Channeling the talking heads of yore

Q: Where does the expression “talking head” originate from? And why has it become so pejorative?

A: When the term first appeared in the mid-19th century, it referred to mythical robotic talking heads purportedly created by medieval scientists.

The Oxford English Dictionary defines the original sense of the term as “a legendary automaton resembling a human head, supposed to have been able to speak and answer questions put to it.”

The dictionary’s earliest “talking head” citation, which we’ve expanded, refers to a brass head supposedly created by the polymath, philosopher, scientist, and Franciscan friar Roger Bacon in the 13th century:

“Roger Bacon, having succeeded in making a talking head, was so wearied, says the chronicler, with its perpetual tittle-tattle that he dashed it to pieces” (from The Examiner, a London literary weekly, Sept. 16, 1848).

In The Honorable Historie of Frier Bacon and Frier Bongay (1594), a play by Robert Greene, Bacon describes his supposed plan to create an artificial talking head with the help of infernal forces:

“What art can work, the frolic friar knows; / And therefore will I turn my magic books, / And strain out necromancy to the deep. / I have contrived and framed a head of brass (I made [the demon] Belcephon hammer out the stuff).”

However, Bacon falls asleep before the head begins to speak, and his helper, the poor scholar Miles, belatedly awakes him: “Master, master, up! Hell’s broken loose; your Head speaks; and there’s such a thunder and lightning, that I warrant all Oxford is up in arms.”

By the time Bacon gets up, the head has fallen to the floor and broken, and he laments his loss: “My life, my fame, my glory, all are past.”

As it turns out, the idea of a talking head dates back to ancient Greece, where it was a popular theme in mythology. The most famous example is the legend of Orpheus, a Thracian bard whose severed head continued to sing mournful songs after his death.

Getting back to reality, the modern sense of “talking head” as “a speaker on television who addresses the camera and is viewed in close-up,” appeared in the mid-20th century, according to citations in the OED.

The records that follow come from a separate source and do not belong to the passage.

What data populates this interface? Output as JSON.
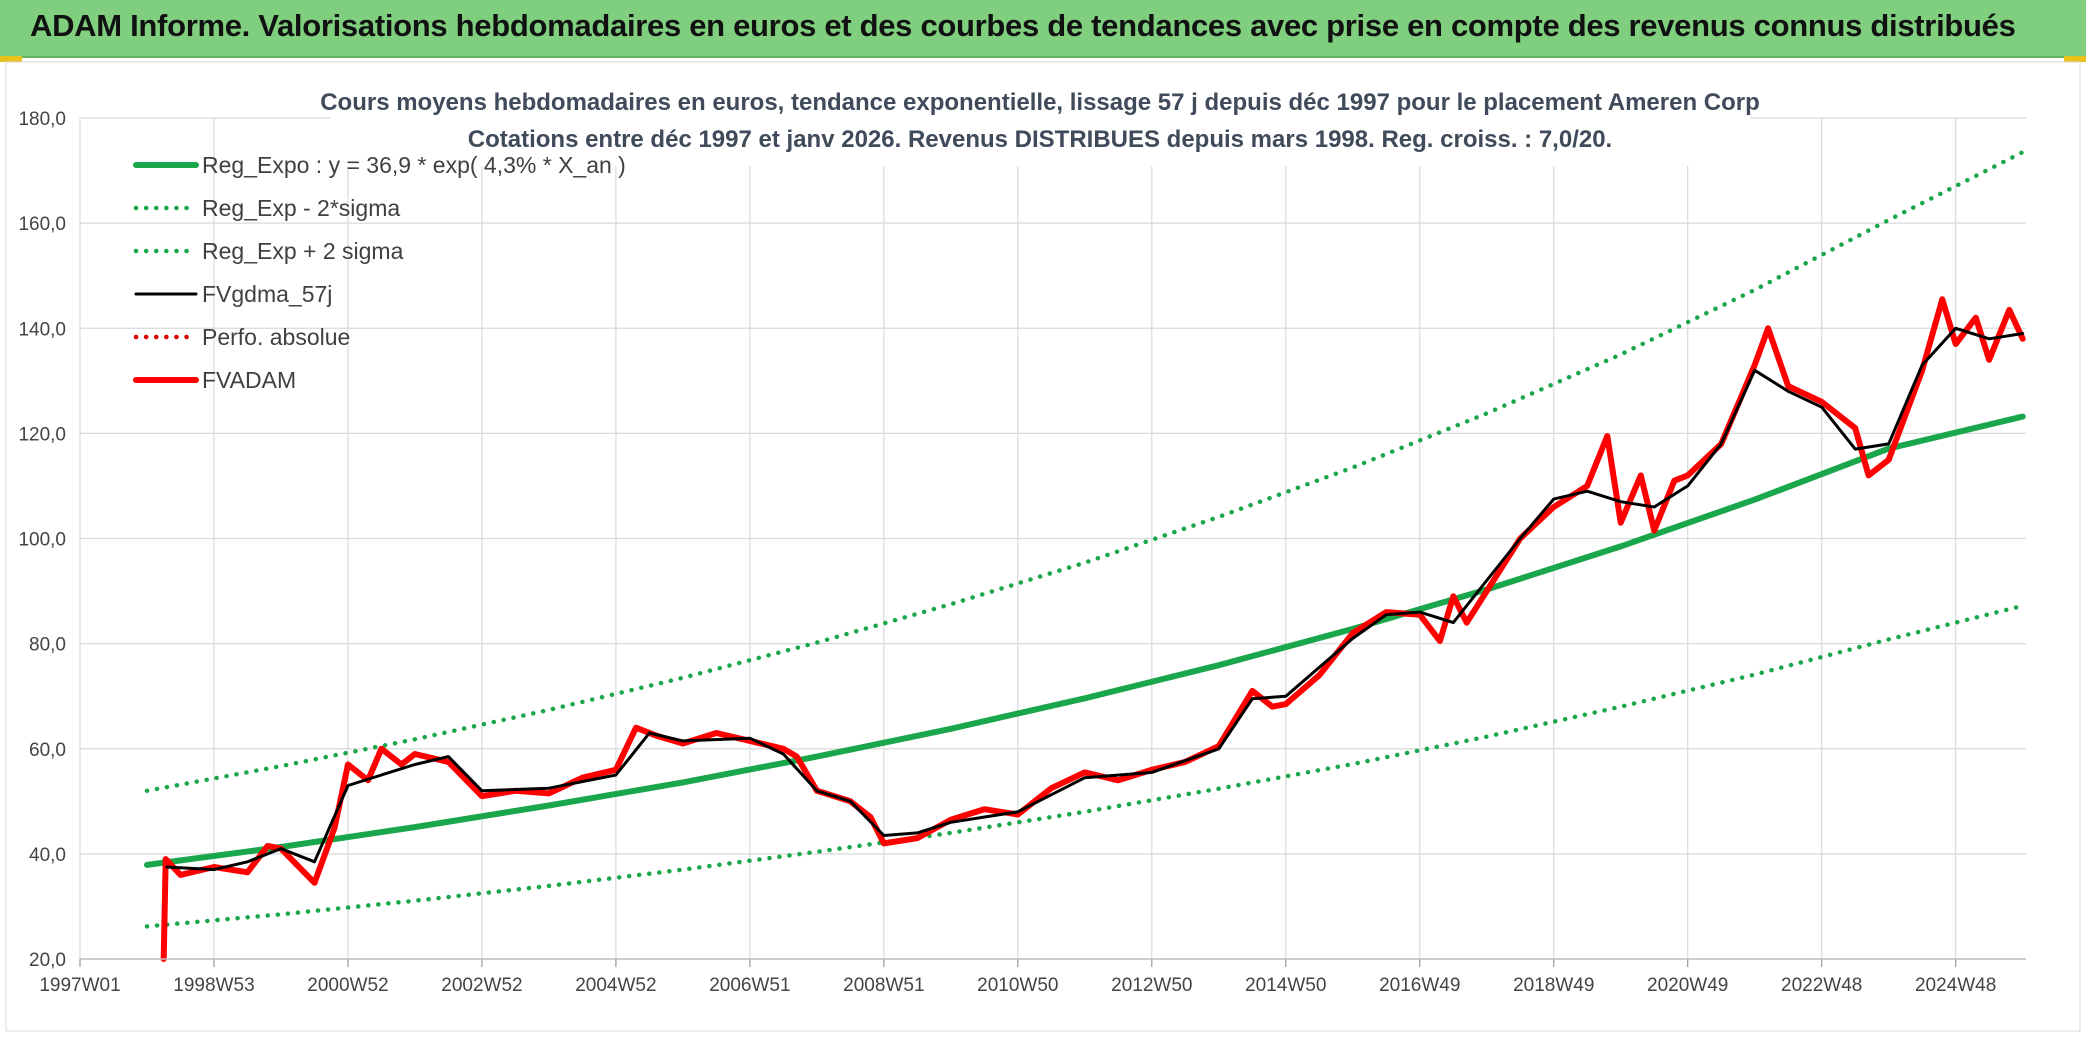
{
  "banner": {
    "title": "ADAM Informe. Valorisations hebdomadaires en euros et des courbes de tendances avec prise en compte des revenus connus distribués"
  },
  "colors": {
    "banner_bg": "#7fcf7f",
    "reg_expo": "#1aa64a",
    "sigma_band": "#1aa64a",
    "fvgdma": "#000000",
    "perfo": "#e00000",
    "fvadam": "#ff0000",
    "grid": "#d9d9d9"
  },
  "chart_data": {
    "type": "line",
    "title": "Cours moyens hebdomadaires en euros, tendance exponentielle, lissage 57 j depuis déc 1997 pour le placement Ameren Corp",
    "subtitle": "Cotations entre déc 1997 et janv 2026. Revenus DISTRIBUES depuis mars 1998. Reg. croiss. : 7,0/20.",
    "xlabel": "",
    "ylabel": "",
    "xlim": [
      1997.0,
      2026.05
    ],
    "ylim": [
      20,
      180
    ],
    "yticks": [
      "20,0",
      "40,0",
      "60,0",
      "80,0",
      "100,0",
      "120,0",
      "140,0",
      "160,0",
      "180,0"
    ],
    "xtick_labels": [
      "1997W01",
      "1998W53",
      "2000W52",
      "2002W52",
      "2004W52",
      "2006W51",
      "2008W51",
      "2010W50",
      "2012W50",
      "2014W50",
      "2016W49",
      "2018W49",
      "2020W49",
      "2022W48",
      "2024W48"
    ],
    "xtick_positions": [
      1997.0,
      1999.0,
      2001.0,
      2003.0,
      2005.0,
      2007.0,
      2009.0,
      2011.0,
      2013.0,
      2015.0,
      2017.0,
      2019.0,
      2021.0,
      2023.0,
      2025.0
    ],
    "grid": true,
    "legend_position": "top-left",
    "legend": [
      {
        "label": "Reg_Expo : y = 36,9 * exp( 4,3% *  X_an )",
        "style": "solid-thick",
        "color": "#1aa64a"
      },
      {
        "label": "Reg_Exp - 2*sigma",
        "style": "dotted",
        "color": "#1aa64a"
      },
      {
        "label": "Reg_Exp + 2 sigma",
        "style": "dotted",
        "color": "#1aa64a"
      },
      {
        "label": "FVgdma_57j",
        "style": "solid",
        "color": "#000000"
      },
      {
        "label": "Perfo. absolue",
        "style": "dotted",
        "color": "#e00000"
      },
      {
        "label": "FVADAM",
        "style": "solid-thick",
        "color": "#ff0000"
      }
    ],
    "series": [
      {
        "name": "Reg_Expo : y = 36,9 * exp( 4,3% *  X_an )",
        "x": [
          1998.0,
          2000.0,
          2002.0,
          2004.0,
          2006.0,
          2008.0,
          2010.0,
          2012.0,
          2014.0,
          2016.0,
          2018.0,
          2020.0,
          2022.0,
          2024.0,
          2026.0
        ],
        "y": [
          37.9,
          41.3,
          45.1,
          49.2,
          53.6,
          58.5,
          63.8,
          69.6,
          75.9,
          82.8,
          90.3,
          98.5,
          107.4,
          117.1,
          123.2
        ]
      },
      {
        "name": "Reg_Exp - 2*sigma",
        "x": [
          1998.0,
          2000.0,
          2002.0,
          2004.0,
          2006.0,
          2008.0,
          2010.0,
          2012.0,
          2014.0,
          2016.0,
          2018.0,
          2020.0,
          2022.0,
          2024.0,
          2026.0
        ],
        "y": [
          26.2,
          28.5,
          31.1,
          33.9,
          37.0,
          40.4,
          44.0,
          48.0,
          52.4,
          57.1,
          62.3,
          68.0,
          74.1,
          80.8,
          87.2
        ]
      },
      {
        "name": "Reg_Exp + 2 sigma",
        "x": [
          1998.0,
          2000.0,
          2002.0,
          2004.0,
          2006.0,
          2008.0,
          2010.0,
          2012.0,
          2014.0,
          2016.0,
          2018.0,
          2020.0,
          2022.0,
          2024.0,
          2026.0
        ],
        "y": [
          52.0,
          56.7,
          61.8,
          67.4,
          73.5,
          80.2,
          87.5,
          95.4,
          104.1,
          113.5,
          123.8,
          135.0,
          147.3,
          160.6,
          173.5
        ]
      },
      {
        "name": "FVgdma_57j",
        "x": [
          1998.3,
          1999.0,
          1999.5,
          2000.0,
          2000.5,
          2001.0,
          2001.5,
          2002.0,
          2002.5,
          2003.0,
          2004.0,
          2005.0,
          2005.5,
          2006.0,
          2007.0,
          2007.5,
          2008.0,
          2008.5,
          2009.0,
          2009.5,
          2010.0,
          2011.0,
          2012.0,
          2013.0,
          2014.0,
          2014.5,
          2015.0,
          2016.0,
          2016.5,
          2017.0,
          2017.5,
          2018.0,
          2018.5,
          2019.0,
          2019.5,
          2020.0,
          2020.5,
          2021.0,
          2021.5,
          2022.0,
          2022.5,
          2023.0,
          2023.5,
          2024.0,
          2024.5,
          2025.0,
          2025.5,
          2026.0
        ],
        "y": [
          37.5,
          37.0,
          38.5,
          41.0,
          38.5,
          53.0,
          55.0,
          57.0,
          58.5,
          52.0,
          52.5,
          55.0,
          63.0,
          61.5,
          62.0,
          59.0,
          52.0,
          50.0,
          43.5,
          44.0,
          46.0,
          48.0,
          54.5,
          55.5,
          60.0,
          69.5,
          70.0,
          81.0,
          85.5,
          86.0,
          84.0,
          92.0,
          100.0,
          107.5,
          109.0,
          107.0,
          106.0,
          110.0,
          118.0,
          132.0,
          128.0,
          125.0,
          117.0,
          118.0,
          133.0,
          140.0,
          138.0,
          139.0
        ]
      },
      {
        "name": "FVADAM",
        "x": [
          1998.25,
          1998.28,
          1998.5,
          1999.0,
          1999.5,
          1999.8,
          2000.0,
          2000.5,
          2000.8,
          2001.0,
          2001.3,
          2001.5,
          2001.8,
          2002.0,
          2002.5,
          2003.0,
          2003.5,
          2004.0,
          2004.5,
          2005.0,
          2005.3,
          2005.6,
          2006.0,
          2006.5,
          2007.0,
          2007.5,
          2007.7,
          2008.0,
          2008.5,
          2008.8,
          2009.0,
          2009.5,
          2010.0,
          2010.5,
          2011.0,
          2011.5,
          2012.0,
          2012.5,
          2013.0,
          2013.5,
          2014.0,
          2014.5,
          2014.8,
          2015.0,
          2015.5,
          2016.0,
          2016.5,
          2017.0,
          2017.3,
          2017.5,
          2017.7,
          2018.0,
          2018.5,
          2019.0,
          2019.5,
          2019.8,
          2020.0,
          2020.3,
          2020.5,
          2020.8,
          2021.0,
          2021.5,
          2022.0,
          2022.2,
          2022.5,
          2023.0,
          2023.5,
          2023.7,
          2024.0,
          2024.5,
          2024.8,
          2025.0,
          2025.3,
          2025.5,
          2025.8,
          2026.0
        ],
        "y": [
          20.0,
          39.0,
          36.0,
          37.5,
          36.5,
          41.5,
          41.0,
          34.5,
          45.0,
          57.0,
          54.0,
          60.0,
          57.0,
          59.0,
          57.5,
          51.0,
          52.0,
          51.5,
          54.5,
          56.0,
          64.0,
          62.5,
          61.0,
          63.0,
          61.5,
          60.0,
          58.5,
          52.0,
          50.0,
          47.0,
          42.0,
          43.0,
          46.5,
          48.5,
          47.5,
          52.5,
          55.5,
          54.0,
          56.0,
          57.5,
          60.5,
          71.0,
          68.0,
          68.5,
          74.0,
          82.0,
          86.0,
          85.5,
          80.5,
          89.0,
          84.0,
          90.0,
          100.0,
          106.0,
          110.0,
          119.5,
          103.0,
          112.0,
          101.5,
          111.0,
          112.0,
          118.0,
          133.0,
          140.0,
          129.0,
          126.0,
          121.0,
          112.0,
          115.0,
          132.0,
          145.5,
          137.0,
          142.0,
          134.0,
          143.5,
          138.0
        ]
      }
    ]
  }
}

The literal “talking head” here is the televised head and shoulders of the person talking. The dictionary’s first example is from an Ohio newspaper:

“It’s easy to come up with just ‘talking heads’ on the TV screen. We have to fight this all the time” (The Middletown Journal, June 5, 1964).

Why, as you’ve noticed, is the term “talking head” often used in a derogatory way, as in the citation above?

Oxford Reference, an Oxford University Press website, suggests that “talking head” is “often used in a pejorative sense because the use of such commentators in a visual medium suggests an over-reliance on ‘telling’ rather than ‘showing.’ ”

We’d add that the TV talking heads may be viewed negatively as people reading scripts, often written by others, rather than expressing thoughts of their own.

Incidentally, as we’ve noted elsewhere, a TV talking head is sometimes called a “gob on a stick” in British English.